AUTHOR=Schrama Maarten , Barmentlo S. Henrik , Hunting Ellard R. , van Logtestijn Richard S. P. , Vijver Martina G. , van Bodegom Peter M. TITLE=Pressure-Induced Shifts in Trophic Linkages in a Simplified Aquatic Food Web JOURNAL=Frontiers in Environmental Science VOLUME=5 YEAR=2017 URL=https://www.frontiersin.org/journals/environmental-science/articles/10.3389/fenvs.2017.00075 DOI=10.3389/fenvs.2017.00075 ISSN=2296-665X ABSTRACT=

It is essential to understand effects of existing and emerging anthropogenic stressors on the structure of aquatic food webs in more natural settings, to obtain realistic predictions on how they can affect major ecosystem properties and functioning. We therefore examined whether (1) realistic concentrations of key agricultural pesticides and nutrients induce shifts in trophic linkages (2) observed changes in trophic linkages are qualitatively different between the green (algal-based) and brown (detritus-based) part of the food web.
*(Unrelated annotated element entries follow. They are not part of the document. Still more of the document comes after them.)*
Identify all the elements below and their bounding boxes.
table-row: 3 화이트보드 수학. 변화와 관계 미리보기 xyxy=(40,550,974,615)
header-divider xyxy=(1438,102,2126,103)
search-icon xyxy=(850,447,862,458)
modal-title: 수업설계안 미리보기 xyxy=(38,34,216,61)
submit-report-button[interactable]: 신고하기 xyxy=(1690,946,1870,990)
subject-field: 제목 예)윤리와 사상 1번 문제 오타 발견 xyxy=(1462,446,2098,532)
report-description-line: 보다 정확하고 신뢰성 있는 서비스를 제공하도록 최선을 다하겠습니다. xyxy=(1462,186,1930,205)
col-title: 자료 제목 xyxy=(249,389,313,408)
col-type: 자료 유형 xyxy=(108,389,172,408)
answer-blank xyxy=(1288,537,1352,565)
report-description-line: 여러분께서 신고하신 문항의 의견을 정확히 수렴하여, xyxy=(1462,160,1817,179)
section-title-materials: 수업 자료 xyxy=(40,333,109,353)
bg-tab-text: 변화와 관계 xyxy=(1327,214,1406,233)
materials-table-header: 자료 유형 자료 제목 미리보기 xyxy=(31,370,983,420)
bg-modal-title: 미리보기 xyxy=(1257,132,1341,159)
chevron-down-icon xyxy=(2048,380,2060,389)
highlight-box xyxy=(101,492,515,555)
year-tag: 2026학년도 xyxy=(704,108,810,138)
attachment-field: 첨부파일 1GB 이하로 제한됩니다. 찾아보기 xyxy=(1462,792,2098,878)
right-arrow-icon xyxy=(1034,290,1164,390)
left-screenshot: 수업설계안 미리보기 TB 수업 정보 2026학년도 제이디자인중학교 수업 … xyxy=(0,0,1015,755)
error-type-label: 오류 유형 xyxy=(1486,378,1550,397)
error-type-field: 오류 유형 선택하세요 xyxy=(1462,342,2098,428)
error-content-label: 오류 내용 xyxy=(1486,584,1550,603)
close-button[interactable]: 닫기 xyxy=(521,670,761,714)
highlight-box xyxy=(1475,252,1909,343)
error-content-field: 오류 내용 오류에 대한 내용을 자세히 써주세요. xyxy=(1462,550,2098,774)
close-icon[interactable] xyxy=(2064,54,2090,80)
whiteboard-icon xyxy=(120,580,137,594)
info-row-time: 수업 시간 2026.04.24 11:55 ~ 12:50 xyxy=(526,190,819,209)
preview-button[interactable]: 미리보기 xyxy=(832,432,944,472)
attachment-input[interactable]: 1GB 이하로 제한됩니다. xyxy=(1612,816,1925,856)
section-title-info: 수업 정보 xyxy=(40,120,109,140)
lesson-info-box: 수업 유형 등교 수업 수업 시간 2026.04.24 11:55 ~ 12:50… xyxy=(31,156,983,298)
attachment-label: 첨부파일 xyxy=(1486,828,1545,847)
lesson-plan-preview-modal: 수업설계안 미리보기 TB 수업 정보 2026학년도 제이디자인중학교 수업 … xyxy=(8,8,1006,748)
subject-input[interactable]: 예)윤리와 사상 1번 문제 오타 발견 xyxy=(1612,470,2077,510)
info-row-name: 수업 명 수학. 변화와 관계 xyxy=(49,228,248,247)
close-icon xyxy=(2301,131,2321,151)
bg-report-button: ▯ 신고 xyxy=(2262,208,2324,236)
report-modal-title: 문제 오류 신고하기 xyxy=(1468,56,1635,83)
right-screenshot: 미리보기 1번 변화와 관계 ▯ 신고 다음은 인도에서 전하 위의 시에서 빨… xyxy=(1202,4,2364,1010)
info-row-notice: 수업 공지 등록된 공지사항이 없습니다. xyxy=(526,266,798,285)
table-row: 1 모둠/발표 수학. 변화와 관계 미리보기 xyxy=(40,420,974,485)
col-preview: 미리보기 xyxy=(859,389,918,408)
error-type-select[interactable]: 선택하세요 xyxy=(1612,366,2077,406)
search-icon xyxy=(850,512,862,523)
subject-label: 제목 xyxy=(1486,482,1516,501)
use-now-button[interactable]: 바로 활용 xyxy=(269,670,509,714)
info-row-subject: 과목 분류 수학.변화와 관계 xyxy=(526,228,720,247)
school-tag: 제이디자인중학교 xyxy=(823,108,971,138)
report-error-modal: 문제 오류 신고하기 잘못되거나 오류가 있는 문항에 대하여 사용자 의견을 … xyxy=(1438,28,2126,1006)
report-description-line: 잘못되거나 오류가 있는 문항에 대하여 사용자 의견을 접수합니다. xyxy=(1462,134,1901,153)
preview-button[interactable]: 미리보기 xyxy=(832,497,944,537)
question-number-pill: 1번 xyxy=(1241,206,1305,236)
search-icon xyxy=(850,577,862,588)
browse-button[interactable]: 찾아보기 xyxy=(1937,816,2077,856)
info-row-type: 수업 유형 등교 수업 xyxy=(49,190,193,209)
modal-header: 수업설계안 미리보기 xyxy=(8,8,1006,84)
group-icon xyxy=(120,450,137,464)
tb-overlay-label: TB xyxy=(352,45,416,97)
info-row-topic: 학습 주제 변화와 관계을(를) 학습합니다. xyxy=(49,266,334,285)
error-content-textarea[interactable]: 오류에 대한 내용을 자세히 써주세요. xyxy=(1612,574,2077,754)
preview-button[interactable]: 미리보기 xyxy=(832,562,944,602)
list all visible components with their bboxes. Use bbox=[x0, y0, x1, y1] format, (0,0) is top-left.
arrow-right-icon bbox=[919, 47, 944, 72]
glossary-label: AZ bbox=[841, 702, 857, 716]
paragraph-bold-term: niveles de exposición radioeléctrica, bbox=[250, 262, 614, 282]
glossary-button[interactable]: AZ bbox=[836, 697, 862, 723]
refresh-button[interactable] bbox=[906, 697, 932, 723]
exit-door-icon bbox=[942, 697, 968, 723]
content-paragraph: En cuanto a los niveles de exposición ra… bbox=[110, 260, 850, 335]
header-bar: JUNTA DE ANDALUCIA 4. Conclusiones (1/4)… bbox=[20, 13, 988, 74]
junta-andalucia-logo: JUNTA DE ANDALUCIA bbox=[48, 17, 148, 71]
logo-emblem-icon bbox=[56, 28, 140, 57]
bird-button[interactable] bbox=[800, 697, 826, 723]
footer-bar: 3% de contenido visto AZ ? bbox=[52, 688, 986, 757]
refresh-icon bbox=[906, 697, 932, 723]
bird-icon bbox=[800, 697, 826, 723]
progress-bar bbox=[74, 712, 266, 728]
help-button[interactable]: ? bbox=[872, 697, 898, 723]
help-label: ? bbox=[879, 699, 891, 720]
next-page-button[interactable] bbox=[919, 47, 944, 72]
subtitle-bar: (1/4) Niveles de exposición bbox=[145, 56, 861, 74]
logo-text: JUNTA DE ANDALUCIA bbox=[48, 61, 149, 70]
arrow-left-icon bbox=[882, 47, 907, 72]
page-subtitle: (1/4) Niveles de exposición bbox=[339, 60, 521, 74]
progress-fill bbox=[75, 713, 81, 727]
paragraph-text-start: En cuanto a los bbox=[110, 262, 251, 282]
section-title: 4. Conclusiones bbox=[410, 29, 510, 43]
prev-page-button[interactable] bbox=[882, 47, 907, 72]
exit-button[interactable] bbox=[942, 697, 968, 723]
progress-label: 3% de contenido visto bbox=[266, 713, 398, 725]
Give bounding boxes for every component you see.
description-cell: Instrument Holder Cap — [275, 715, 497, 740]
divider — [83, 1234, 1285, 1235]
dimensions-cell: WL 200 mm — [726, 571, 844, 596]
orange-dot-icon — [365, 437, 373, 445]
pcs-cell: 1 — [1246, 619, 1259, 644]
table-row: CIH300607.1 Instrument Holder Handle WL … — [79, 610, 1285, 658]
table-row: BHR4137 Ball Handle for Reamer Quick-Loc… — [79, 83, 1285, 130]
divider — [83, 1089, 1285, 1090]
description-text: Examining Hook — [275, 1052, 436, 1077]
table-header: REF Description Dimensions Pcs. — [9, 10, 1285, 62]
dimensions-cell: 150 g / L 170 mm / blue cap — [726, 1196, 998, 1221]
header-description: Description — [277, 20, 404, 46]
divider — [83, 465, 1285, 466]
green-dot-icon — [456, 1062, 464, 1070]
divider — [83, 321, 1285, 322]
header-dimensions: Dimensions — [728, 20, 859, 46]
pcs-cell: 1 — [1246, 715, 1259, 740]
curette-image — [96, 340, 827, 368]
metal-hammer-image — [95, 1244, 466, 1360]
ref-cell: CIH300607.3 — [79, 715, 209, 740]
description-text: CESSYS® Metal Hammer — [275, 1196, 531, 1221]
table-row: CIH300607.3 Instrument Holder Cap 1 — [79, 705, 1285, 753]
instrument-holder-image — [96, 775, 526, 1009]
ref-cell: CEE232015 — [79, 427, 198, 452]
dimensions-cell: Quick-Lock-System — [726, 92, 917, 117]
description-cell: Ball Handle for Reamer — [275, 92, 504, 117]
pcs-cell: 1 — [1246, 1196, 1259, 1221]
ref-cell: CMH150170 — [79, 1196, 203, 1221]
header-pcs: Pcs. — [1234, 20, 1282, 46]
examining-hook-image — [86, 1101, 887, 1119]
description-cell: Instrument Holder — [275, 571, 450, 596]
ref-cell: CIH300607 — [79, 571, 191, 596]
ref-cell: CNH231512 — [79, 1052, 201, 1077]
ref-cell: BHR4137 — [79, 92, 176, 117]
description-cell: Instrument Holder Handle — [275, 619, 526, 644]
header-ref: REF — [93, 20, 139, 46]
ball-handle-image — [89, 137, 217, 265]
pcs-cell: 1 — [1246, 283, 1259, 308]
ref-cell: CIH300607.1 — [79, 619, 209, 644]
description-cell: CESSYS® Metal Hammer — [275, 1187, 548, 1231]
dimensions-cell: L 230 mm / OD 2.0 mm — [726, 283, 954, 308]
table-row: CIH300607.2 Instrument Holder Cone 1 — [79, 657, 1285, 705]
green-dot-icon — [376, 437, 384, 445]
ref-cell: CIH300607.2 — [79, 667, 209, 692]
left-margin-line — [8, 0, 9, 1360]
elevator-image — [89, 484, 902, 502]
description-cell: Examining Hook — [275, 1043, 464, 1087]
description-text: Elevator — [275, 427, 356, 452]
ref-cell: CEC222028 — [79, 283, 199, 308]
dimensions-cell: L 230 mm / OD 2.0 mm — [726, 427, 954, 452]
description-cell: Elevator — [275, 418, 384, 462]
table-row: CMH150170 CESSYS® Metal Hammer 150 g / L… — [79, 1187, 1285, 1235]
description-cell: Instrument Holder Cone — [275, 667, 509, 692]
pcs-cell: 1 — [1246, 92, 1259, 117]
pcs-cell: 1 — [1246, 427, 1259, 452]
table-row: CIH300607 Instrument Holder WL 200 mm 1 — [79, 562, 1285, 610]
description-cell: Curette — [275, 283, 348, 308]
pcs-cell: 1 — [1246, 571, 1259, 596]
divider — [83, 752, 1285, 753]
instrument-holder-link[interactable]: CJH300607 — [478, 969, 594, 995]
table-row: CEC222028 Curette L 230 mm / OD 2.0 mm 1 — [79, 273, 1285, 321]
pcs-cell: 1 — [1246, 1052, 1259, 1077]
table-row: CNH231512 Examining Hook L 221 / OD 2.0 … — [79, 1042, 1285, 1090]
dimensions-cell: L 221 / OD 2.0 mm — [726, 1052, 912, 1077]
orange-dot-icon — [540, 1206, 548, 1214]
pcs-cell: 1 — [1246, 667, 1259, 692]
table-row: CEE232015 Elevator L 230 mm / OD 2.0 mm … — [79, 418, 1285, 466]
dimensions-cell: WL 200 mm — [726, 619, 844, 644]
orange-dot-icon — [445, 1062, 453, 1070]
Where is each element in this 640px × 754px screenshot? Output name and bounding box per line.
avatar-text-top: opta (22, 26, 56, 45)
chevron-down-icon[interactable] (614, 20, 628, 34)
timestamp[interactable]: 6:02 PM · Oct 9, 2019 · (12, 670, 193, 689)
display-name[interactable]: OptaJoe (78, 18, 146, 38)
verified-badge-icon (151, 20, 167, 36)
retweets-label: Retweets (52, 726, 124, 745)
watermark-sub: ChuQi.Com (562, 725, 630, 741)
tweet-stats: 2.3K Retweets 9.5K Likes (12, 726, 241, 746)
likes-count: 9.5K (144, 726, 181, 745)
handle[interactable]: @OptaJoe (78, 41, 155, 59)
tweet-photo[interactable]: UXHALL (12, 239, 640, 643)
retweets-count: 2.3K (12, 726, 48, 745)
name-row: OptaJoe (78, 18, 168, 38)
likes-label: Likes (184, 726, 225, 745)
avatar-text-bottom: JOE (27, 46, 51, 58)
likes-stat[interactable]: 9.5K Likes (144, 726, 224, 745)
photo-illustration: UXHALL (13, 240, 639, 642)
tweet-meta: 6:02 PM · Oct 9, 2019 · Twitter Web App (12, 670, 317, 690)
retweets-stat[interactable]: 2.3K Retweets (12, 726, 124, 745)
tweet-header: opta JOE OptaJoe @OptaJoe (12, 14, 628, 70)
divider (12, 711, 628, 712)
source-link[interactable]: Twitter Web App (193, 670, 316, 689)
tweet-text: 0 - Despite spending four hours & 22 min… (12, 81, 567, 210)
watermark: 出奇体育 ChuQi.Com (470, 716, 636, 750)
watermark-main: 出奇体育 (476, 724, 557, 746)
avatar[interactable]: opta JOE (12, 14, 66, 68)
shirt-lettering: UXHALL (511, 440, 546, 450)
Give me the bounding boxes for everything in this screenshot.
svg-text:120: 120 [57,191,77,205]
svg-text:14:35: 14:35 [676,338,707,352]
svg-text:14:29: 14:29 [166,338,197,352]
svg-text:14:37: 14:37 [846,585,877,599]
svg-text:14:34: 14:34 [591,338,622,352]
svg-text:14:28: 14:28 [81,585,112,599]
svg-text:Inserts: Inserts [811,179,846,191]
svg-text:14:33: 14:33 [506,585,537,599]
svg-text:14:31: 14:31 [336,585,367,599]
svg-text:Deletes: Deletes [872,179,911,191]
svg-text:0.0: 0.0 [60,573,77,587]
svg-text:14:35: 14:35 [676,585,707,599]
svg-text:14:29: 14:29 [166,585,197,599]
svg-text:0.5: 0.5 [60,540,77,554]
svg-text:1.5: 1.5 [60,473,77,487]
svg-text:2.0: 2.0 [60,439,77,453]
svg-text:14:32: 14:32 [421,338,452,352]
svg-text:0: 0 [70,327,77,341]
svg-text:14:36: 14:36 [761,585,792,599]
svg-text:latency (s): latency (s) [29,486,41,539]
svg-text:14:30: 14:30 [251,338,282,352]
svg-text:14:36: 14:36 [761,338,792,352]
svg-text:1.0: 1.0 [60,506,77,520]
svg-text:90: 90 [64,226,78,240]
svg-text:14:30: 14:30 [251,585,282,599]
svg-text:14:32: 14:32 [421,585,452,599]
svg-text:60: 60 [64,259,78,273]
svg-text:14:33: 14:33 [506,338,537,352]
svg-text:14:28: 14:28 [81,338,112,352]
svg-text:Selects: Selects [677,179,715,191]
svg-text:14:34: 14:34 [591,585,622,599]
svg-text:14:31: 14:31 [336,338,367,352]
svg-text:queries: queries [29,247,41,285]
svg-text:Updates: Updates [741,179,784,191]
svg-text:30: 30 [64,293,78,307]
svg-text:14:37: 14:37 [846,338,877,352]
To this end, we exposed a simplified, yet realistic freshwater invertebrate community to environmentally relevant concentrations of three anthropogenic pressures (eutrophication; the herbicide terbuthylazine; and the insecticide imidacloprid) in a full factorial mesocosm design. Trophic linkages and the changes therein were assessed measuring stable isotopes of natural carbon and nitrogen. Results show that the green and brown part of the food web react qualitatively different to interacting pressures. Whereas, herbivorous species react mainly to the nutrients and herbicides and the synergistic interaction between these, species in the detritivore part of the food web were affected by insecticide applications and interactions with nutrients. These results suggest that agricultural pressures can induce shifts in trophic linkages, but that they can have contrasting effects on the different parts of the food web. Such antagonistic and synergistic interactions can provide powerful explanations for observed responses of ecosystems to interacting stressors. These findings may have important implications for our understanding on interactions of agricultural stressors and their propagation in aquatic food webs.